In 1955, Donovan and his wife Dorothy purchased an 1850s Victorian mansion in Towson, Maryland, and converted it into the Valley Country Club, renowned for its sports bar. Although he was the owner, Donovan was known for doing manual labor at the club to include painting and working in the kitchen washing pots and pans. The couple operated it until their respective deaths (Dororthy in 2017); it still remains under family ownership and management. During the last ten years of his playing career, Donovan worked as a salesman for the Schenley Distilling Company. After he retired from football in the early 1960s, a friend and customer offered to sell him a liquor store on nothing but a handshake. Donovan owned and operated the business for about 22 years, alongside his management of the Club.

He published an autobiography, Fatso, in 1987. He was noted as a jovial and humorous person during his playing career and capitalized on that with television and speaking appearances after retiring as a player. Donovan also appeared ten times on Late Night with David Letterman, telling humorous stories about his old playing days and about other footballers he played with and against in his time. He relayed a story that he played without a helmet and in fact is shown on football cards without a helmet. Letterman wore Donovan's No. 70 Colts jersey in the famous Super Bowl XLI commercial with Oprah Winfrey and Jay Leno. Donovan also made several appearances on The Tonight Show Starring Johnny Carson.

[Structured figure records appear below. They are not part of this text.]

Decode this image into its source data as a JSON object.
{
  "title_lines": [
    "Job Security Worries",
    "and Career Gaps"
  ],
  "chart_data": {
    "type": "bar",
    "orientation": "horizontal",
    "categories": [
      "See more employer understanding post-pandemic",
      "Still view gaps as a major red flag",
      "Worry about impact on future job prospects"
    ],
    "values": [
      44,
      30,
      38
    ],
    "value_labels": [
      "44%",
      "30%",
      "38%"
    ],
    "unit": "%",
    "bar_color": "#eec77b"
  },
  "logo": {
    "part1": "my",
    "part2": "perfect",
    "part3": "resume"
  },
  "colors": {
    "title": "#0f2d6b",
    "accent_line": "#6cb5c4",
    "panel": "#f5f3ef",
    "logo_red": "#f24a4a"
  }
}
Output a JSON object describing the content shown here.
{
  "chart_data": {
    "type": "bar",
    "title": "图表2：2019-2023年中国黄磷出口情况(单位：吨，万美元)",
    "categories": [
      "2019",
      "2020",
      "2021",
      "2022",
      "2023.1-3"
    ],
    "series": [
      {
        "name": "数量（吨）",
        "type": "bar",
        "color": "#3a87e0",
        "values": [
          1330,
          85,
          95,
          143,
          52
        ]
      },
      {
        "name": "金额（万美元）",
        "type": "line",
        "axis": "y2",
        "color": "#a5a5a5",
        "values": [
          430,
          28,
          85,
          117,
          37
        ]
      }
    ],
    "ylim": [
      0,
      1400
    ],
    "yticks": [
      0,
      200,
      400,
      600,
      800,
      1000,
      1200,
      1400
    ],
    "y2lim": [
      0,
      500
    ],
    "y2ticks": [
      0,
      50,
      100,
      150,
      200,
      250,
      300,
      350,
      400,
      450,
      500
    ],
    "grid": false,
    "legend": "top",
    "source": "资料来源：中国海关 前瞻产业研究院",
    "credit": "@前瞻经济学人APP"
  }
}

Donovan guest-starred in the Nickelodeon show The Adventures of Pete & Pete in the episode "Space, Geeks, and Johnny Unitas". He also appeared as a guest commentator at the WWF King of the Ring tournament in 1994. alongside Gorilla Monsoon and Randy Savage. Donovan's appearance at the event became infamous among wrestling fans for him being legitimately uninformed about even the basics of the sport.

He was co-host of the popular 1990s program Braase, Donovan, Davis and Fans on WJZ-TV in Baltimore with Colt teammate Ordell Braase. The trio talked more about Art Donovan's fabled stories than contemporary NFL football, but the show held high ratings in its time slot. He was also a pitchman for the Maryland State Lottery and ESPN.

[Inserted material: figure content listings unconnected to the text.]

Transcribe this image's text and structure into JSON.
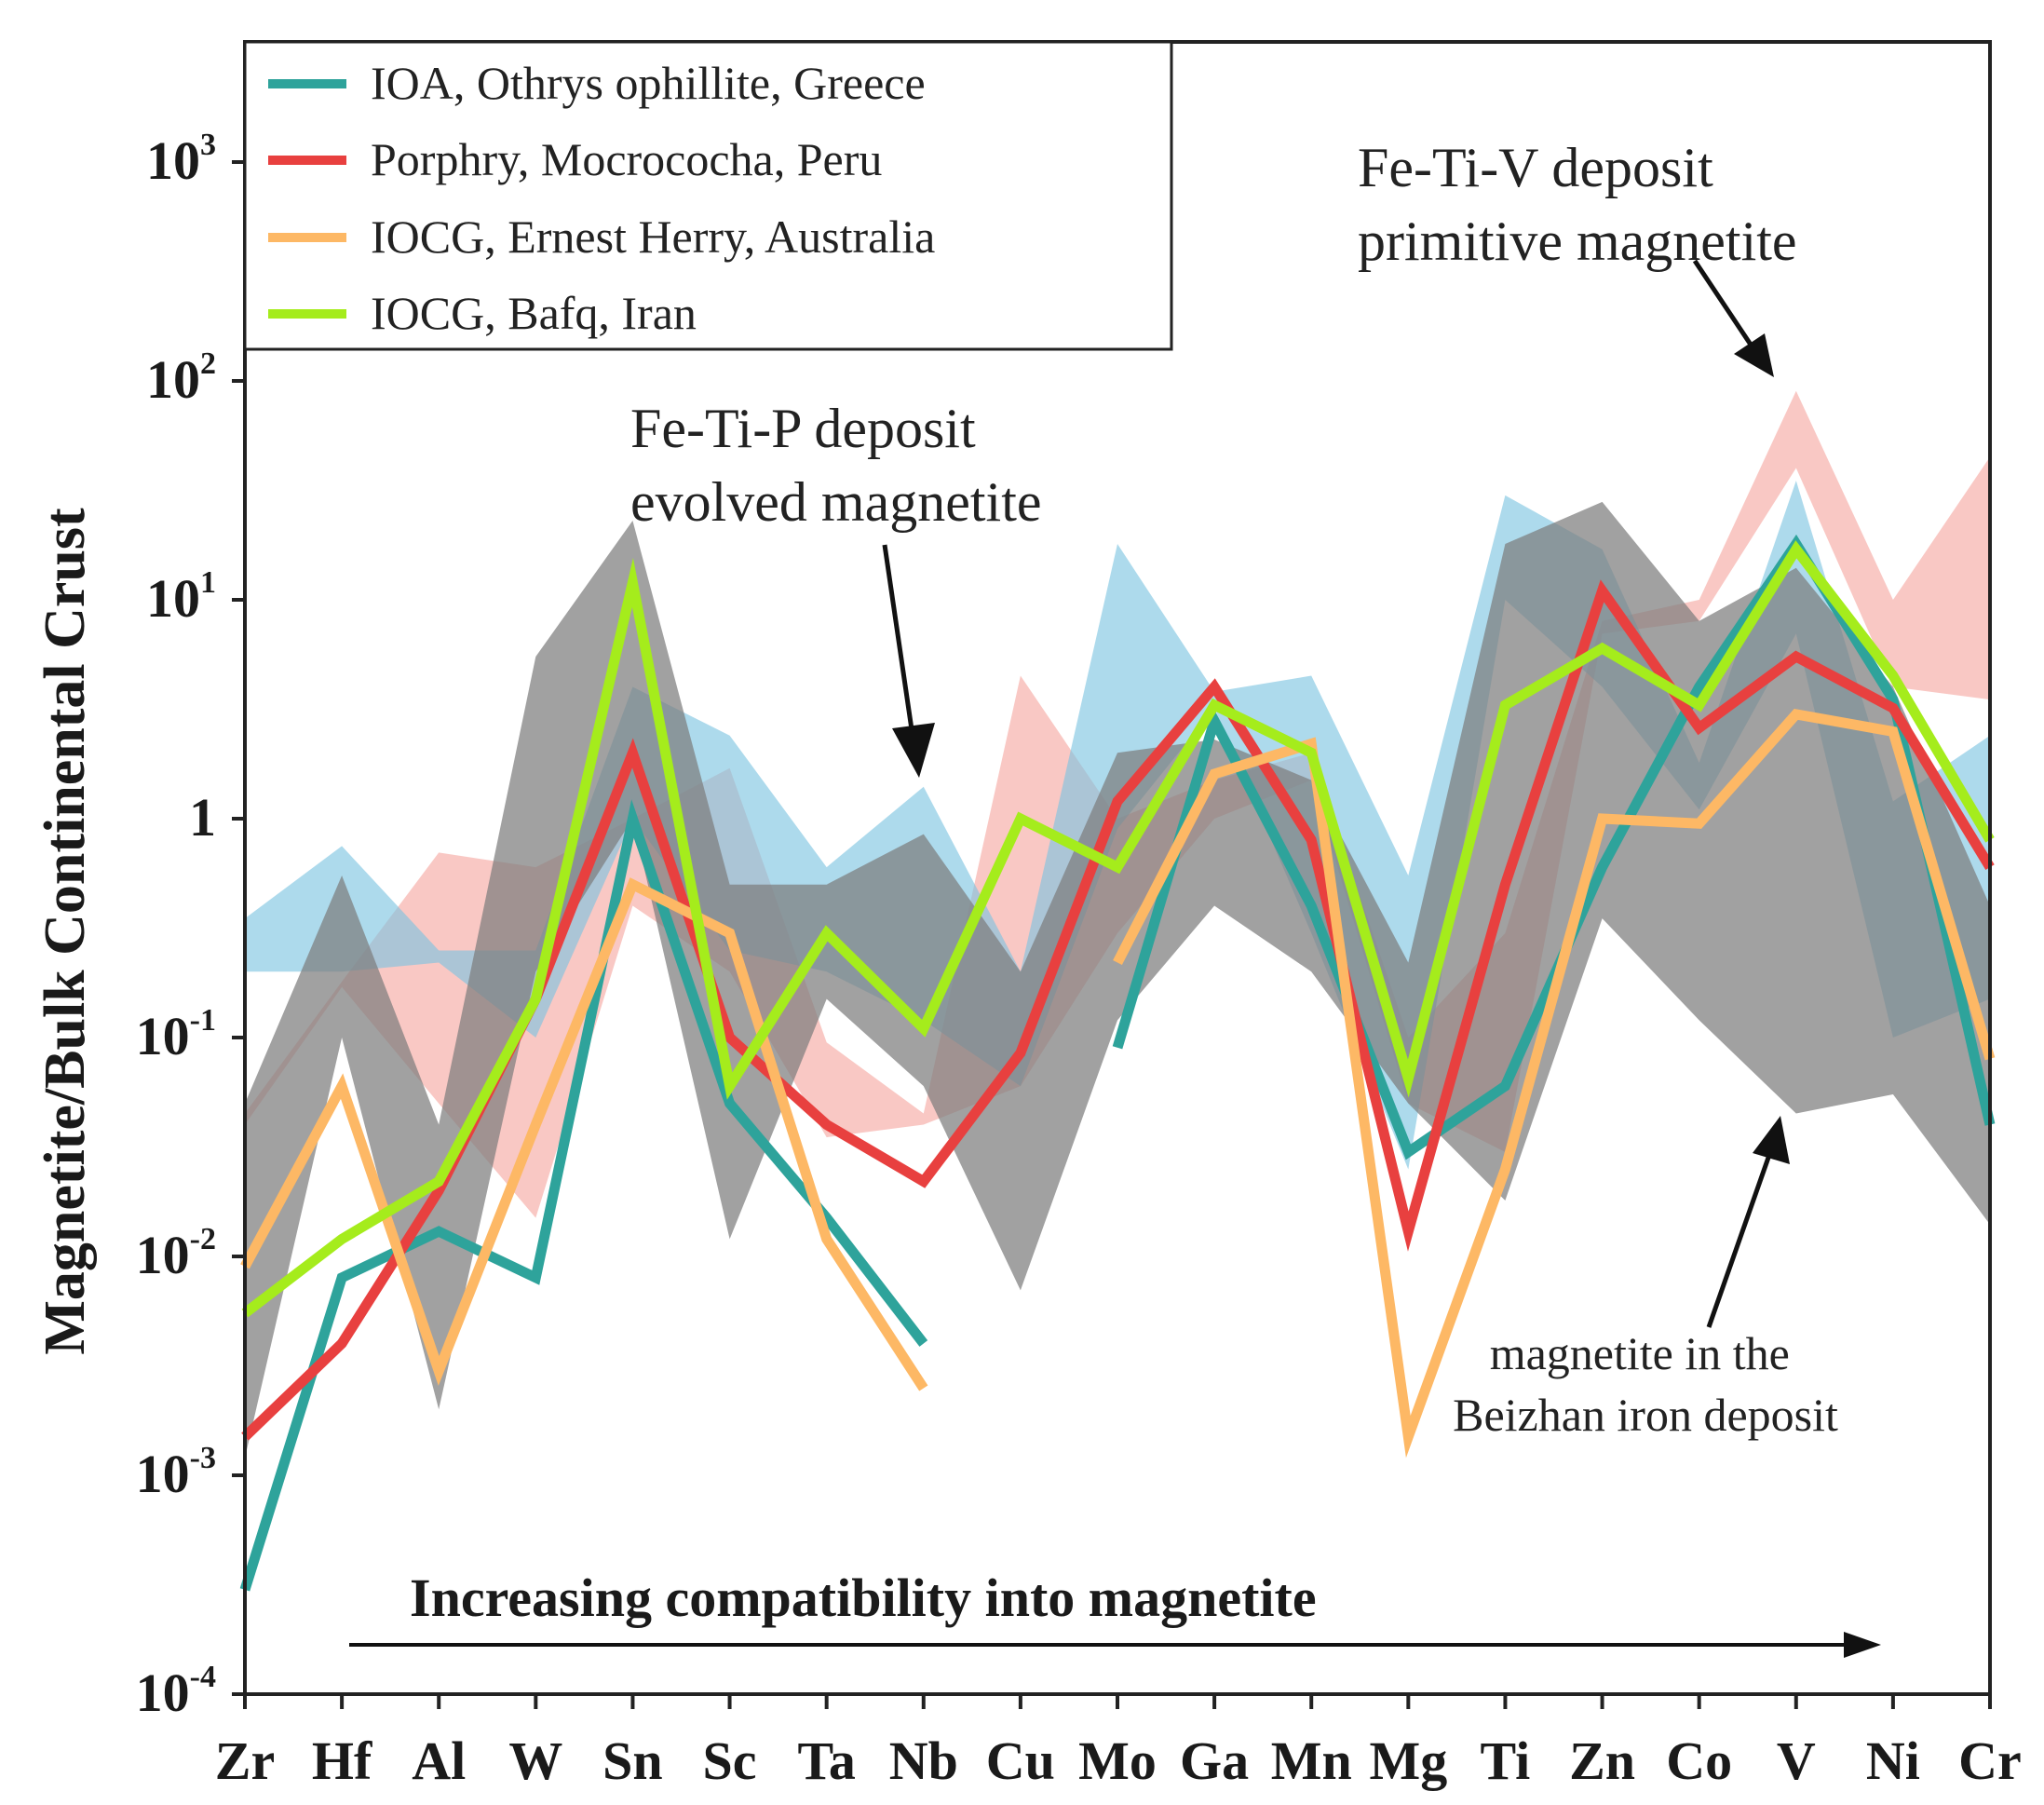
{
  "chart_data": {
    "type": "line",
    "title": "",
    "xlabel": "",
    "ylabel": "Magnetite/Bulk Continental Crust",
    "yscale": "log",
    "ylim": [
      0.0001,
      3000
    ],
    "y_ticks": [
      {
        "value": 0.0001,
        "base": "10",
        "exp": "-4"
      },
      {
        "value": 0.001,
        "base": "10",
        "exp": "-3"
      },
      {
        "value": 0.01,
        "base": "10",
        "exp": "-2"
      },
      {
        "value": 0.1,
        "base": "10",
        "exp": "-1"
      },
      {
        "value": 1,
        "base": "1",
        "exp": ""
      },
      {
        "value": 10,
        "base": "10",
        "exp": "1"
      },
      {
        "value": 100,
        "base": "10",
        "exp": "2"
      },
      {
        "value": 1000,
        "base": "10",
        "exp": "3"
      }
    ],
    "categories": [
      "Zr",
      "Hf",
      "Al",
      "W",
      "Sn",
      "Sc",
      "Ta",
      "Nb",
      "Cu",
      "Mo",
      "Ga",
      "Mn",
      "Mg",
      "Ti",
      "Zn",
      "Co",
      "V",
      "Ni",
      "Cr"
    ],
    "series": [
      {
        "name": "IOA, Othrys ophillite, Greece",
        "color": "#2ea39b",
        "values": [
          0.0003,
          0.008,
          0.013,
          0.008,
          1.0,
          0.05,
          0.015,
          0.004,
          null,
          0.09,
          2.8,
          0.4,
          0.03,
          0.06,
          0.6,
          4.0,
          18,
          3.5,
          0.04
        ],
        "segments": [
          [
            0,
            7
          ],
          [
            9,
            18
          ]
        ]
      },
      {
        "name": "Porphry, Mocrococha, Peru",
        "color": "#e8403f",
        "values": [
          0.0015,
          0.004,
          0.02,
          0.15,
          2.0,
          0.1,
          0.04,
          0.022,
          0.085,
          1.2,
          4.0,
          0.8,
          0.013,
          0.5,
          11,
          2.6,
          5.5,
          3.2,
          0.6
        ],
        "segments": [
          [
            0,
            18
          ]
        ]
      },
      {
        "name": "IOCG, Ernest Herry, Australia",
        "color": "#fdb865",
        "values": [
          0.009,
          0.06,
          0.003,
          0.04,
          0.5,
          0.3,
          0.012,
          0.0025,
          null,
          0.22,
          1.6,
          2.2,
          0.0015,
          0.025,
          1.0,
          0.95,
          3.0,
          2.5,
          0.08
        ],
        "segments": [
          [
            0,
            7
          ],
          [
            9,
            18
          ]
        ]
      },
      {
        "name": "IOCG, Bafq, Iran",
        "color": "#a5ec1c",
        "values": [
          0.0055,
          0.012,
          0.022,
          0.15,
          12,
          0.06,
          0.3,
          0.11,
          1.0,
          0.6,
          3.3,
          2.0,
          0.065,
          3.3,
          6.0,
          3.3,
          17,
          4.5,
          0.8
        ],
        "segments": [
          [
            0,
            18
          ]
        ]
      }
    ],
    "bands": [
      {
        "name": "Fe-Ti-V deposit primitive magnetite",
        "color": "#f5a79f",
        "opacity": 0.62,
        "upper": [
          0.045,
          0.18,
          0.7,
          0.6,
          1.0,
          1.7,
          0.095,
          0.045,
          4.5,
          1.0,
          1.5,
          2.0,
          0.1,
          0.3,
          8.0,
          10,
          90,
          10,
          45
        ],
        "lower": [
          0.04,
          0.17,
          0.05,
          0.015,
          0.4,
          0.2,
          0.035,
          0.04,
          0.06,
          0.3,
          1.0,
          1.5,
          0.05,
          0.03,
          7.0,
          8.0,
          40,
          4.0,
          3.5
        ]
      },
      {
        "name": "Fe-Ti-P deposit evolved magnetite",
        "color": "#7bc3e0",
        "opacity": 0.62,
        "upper": [
          0.35,
          0.75,
          0.25,
          0.25,
          4.0,
          2.4,
          0.6,
          1.4,
          0.2,
          18,
          3.8,
          4.5,
          0.55,
          30,
          17,
          1.8,
          35,
          1.2,
          2.4
        ],
        "lower": [
          0.2,
          0.2,
          0.22,
          0.1,
          1.0,
          0.25,
          0.2,
          0.12,
          0.06,
          0.9,
          3.2,
          0.3,
          0.025,
          10,
          4.0,
          1.1,
          7.0,
          0.1,
          0.15
        ]
      },
      {
        "name": "magnetite in the Beizhan iron deposit",
        "color": "#7d7d7d",
        "opacity": 0.72,
        "upper": [
          0.05,
          0.55,
          0.04,
          5.5,
          23,
          0.5,
          0.5,
          0.85,
          0.2,
          2.0,
          2.3,
          1.5,
          0.22,
          18,
          28,
          8.0,
          14,
          4.0,
          0.4
        ],
        "lower": [
          0.0012,
          0.1,
          0.002,
          0.2,
          1.0,
          0.012,
          0.15,
          0.06,
          0.007,
          0.12,
          0.4,
          0.2,
          0.05,
          0.018,
          0.35,
          0.12,
          0.045,
          0.055,
          0.014
        ]
      }
    ],
    "legend": {
      "position": "top-left"
    },
    "annotations": [
      {
        "id": "fetip",
        "lines": [
          "Fe-Ti-P deposit",
          "evolved magnetite"
        ]
      },
      {
        "id": "fetiv",
        "lines": [
          "Fe-Ti-V deposit",
          "primitive magnetite"
        ]
      },
      {
        "id": "beizhan",
        "lines": [
          "magnetite in the",
          "Beizhan iron deposit"
        ]
      }
    ],
    "arrow_label": "Increasing compatibility into magnetite"
  }
}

In the 1996 Homicide: Life on the Street episode 'Hostage, Part 1," Donovan appeared as the neighbor of a murder victim.

He has been interviewed in NPR's Weekend Edition Saturday.

==Achievements==
- Played 12 seasons, 138 games
- Five-time consecutive Pro Bowl selection (1953–1957)
- Four-time consecutive first-team All-Pro (1954–1957)
- Runner up at tackle on NFL 50th Anniversary All Time Team
- First Colt to enter Pro Football Hall of Fame (1968)
- Member of 1958, 1959 NFL champion Baltimore Colts
- Began NFL play with Baltimore as a 26-year-old rookie (1950)
- Co-hosted the WWF's 1994 King of the Ring pay-per-view event
- U.S. Marine Corps Sports Hall of Fame (2004)

==Personal==
Donovan was married to the former Dorothy Schaech for 57 years.

==Death and legacy==
Donovan died August 4, 2013, at Stella Maris Hospice in Baltimore from a respiratory disease at age 89. A funeral mass was held at the Cathedral of Mary our Queen in Baltimore, and he was buried in a private ceremony at Dulaney Valley Memorial Gardens. The Washington Post said of Donovan:

"With the death of Art Donovan this past week, sports lost one of its last genuine characters, in every sense of the word. A lot of guys try to get our attention. Donovan was that rare guy who didn't have to try. He was as good on the field – he was elected to the Pro Football Hall of Fame in his second try - as he was off it. He appeared on Late Night with David Letterman and The Tonight Show Starring Johnny Carson and reduced both hosts and their audiences to howling in seconds. He was a player and a great storyteller and we'll never see another guy like him. That's sad for us, but it's a darn good epitaph."